The FCA has published its 2019 Sector Views which provides an annual analysis of the changing financial services landscape and impacts on consumers and markets. In the cross-sector themes section of the report, the FCA examines common drivers of change emerging across the industry with a focus on:

  • technology led changes;
  • societal changes and their impact on financial needs of different generations;
  • the potential impact of Brexit; and
  • the macroeconomic environment.

In the section of the report on the investment management sector, the FCA highlights that in recent years, the biggest drivers of change have been:

  • the low interest rate environment;
  • significant regulatory change and scrutiny;
  • policy changes; and
  • technological developments.

For passporting and delegation, the FCA notes that Brexit has been an increasingly important factor. The FCA’s main concerns in this sector continue to be unsuitable products and services, high charges, and low quality products and services. It states that these, as well as consumer harm caused by financial or data loss from financial and cyber crime, could have knock-on effects for confidence and participation.

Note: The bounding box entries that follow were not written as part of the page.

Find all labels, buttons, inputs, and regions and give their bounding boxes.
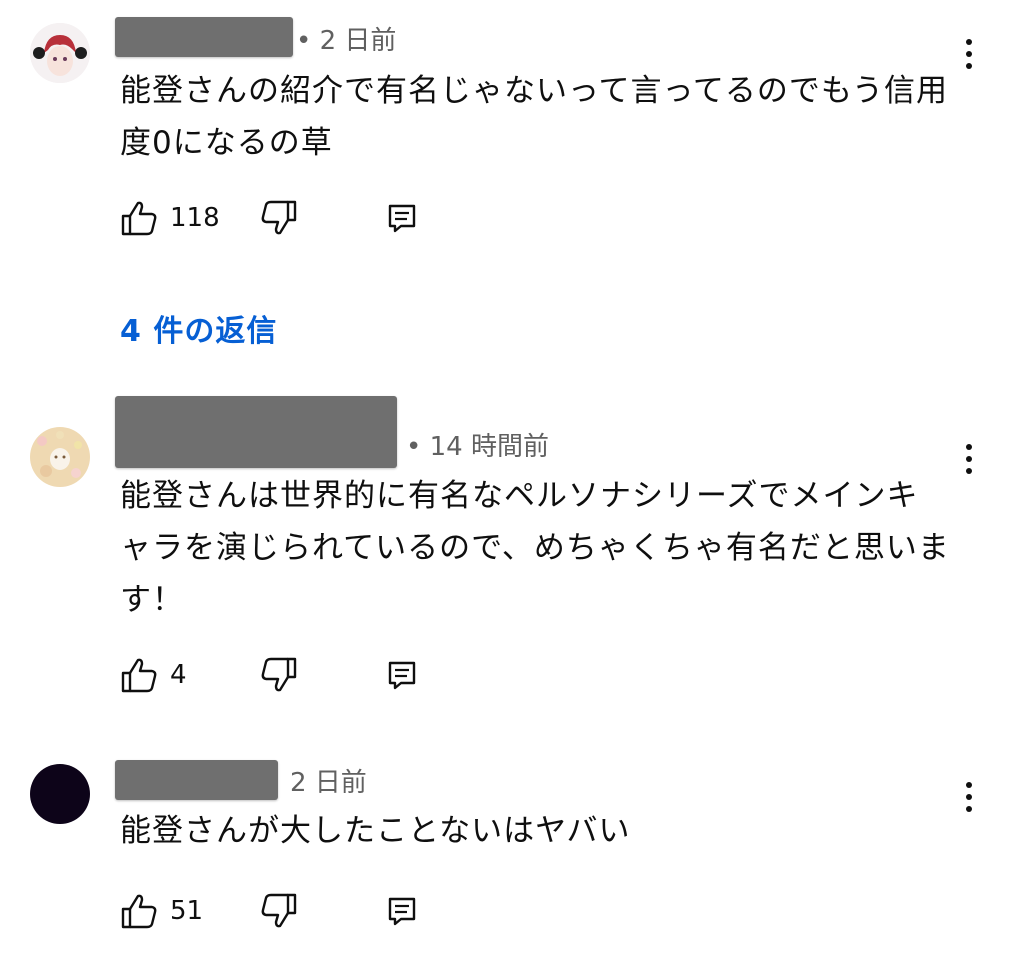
reply-comment-icon [388,204,416,233]
avatar[interactable] [30,23,90,83]
comment-2: • 14 時間前 能登さんは世界的に有名なペルソナシリーズでメインキャラを演じら… [0,390,1023,710]
like-count: 4 [170,660,187,690]
reply-button[interactable] [385,891,425,931]
thumbs-down-icon [261,200,297,235]
dislike-button[interactable] [260,198,300,238]
more-vert-icon[interactable] [955,440,983,480]
redacted-username[interactable] [115,17,293,57]
dislike-button[interactable] [260,655,300,695]
more-vert-icon[interactable] [955,778,983,818]
reply-button[interactable] [385,655,425,695]
comment-text: 能登さんは世界的に有名なペルソナシリーズでメインキャラを演じられているので、めち… [120,478,950,618]
like-button[interactable]: 4 [120,655,230,695]
more-vert-icon[interactable] [955,35,983,75]
thumbs-up-icon [121,201,157,236]
reply-button[interactable] [385,198,425,238]
comment-actions: 118 [120,198,440,238]
comment-text: 能登さんが大したことないはヤバい [120,813,631,849]
thumbs-up-icon [121,894,157,929]
view-replies-link[interactable]: 4 件の返信 [120,306,277,350]
thumbs-up-icon [121,658,157,693]
reply-comment-icon [388,897,416,926]
like-button[interactable]: 51 [120,891,230,931]
comment-text: 能登さんの紹介で有名じゃないって言ってるのでもう信用度0になるの草 [120,73,948,161]
avatar[interactable] [30,427,90,487]
comment-1: • 2 日前 能登さんの紹介で有名じゃないって言ってるのでもう信用度0になるの草… [0,0,1023,300]
thumbs-down-icon [261,657,297,692]
like-count: 51 [170,896,204,926]
redacted-username[interactable] [115,396,397,468]
timestamp: • 2 日前 [296,26,397,56]
redacted-username[interactable] [115,760,278,800]
dislike-button[interactable] [260,891,300,931]
thumbs-down-icon [261,893,297,928]
like-count: 118 [170,203,220,233]
like-button[interactable]: 118 [120,198,230,238]
timestamp: • 14 時間前 [406,432,549,462]
comment-actions: 4 [120,655,440,695]
comment-actions: 51 [120,891,440,931]
comment-3: 2 日前 能登さんが大したことないはヤバい 51 [0,750,1023,956]
reply-comment-icon [388,661,416,690]
timestamp: 2 日前 [290,768,367,798]
avatar[interactable] [30,764,90,824]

Two main areas of challenges in the investment management sector which the FCA singles out are:

(1) the pricing and quality of services provided in the areas of asset management, institutional intermediaries and advice, and custody and investment administration; and

(2) threats to the stability and resilience of the UK’s financial markets through the oversight problems caused by automation in the financial services industry and greater outsourcing. The technology-linked risks are covered in our related blog: Technology high on the FCA's radar for investment managers.

The FCA welcomes comments on the paper to improve future editions and its business planning.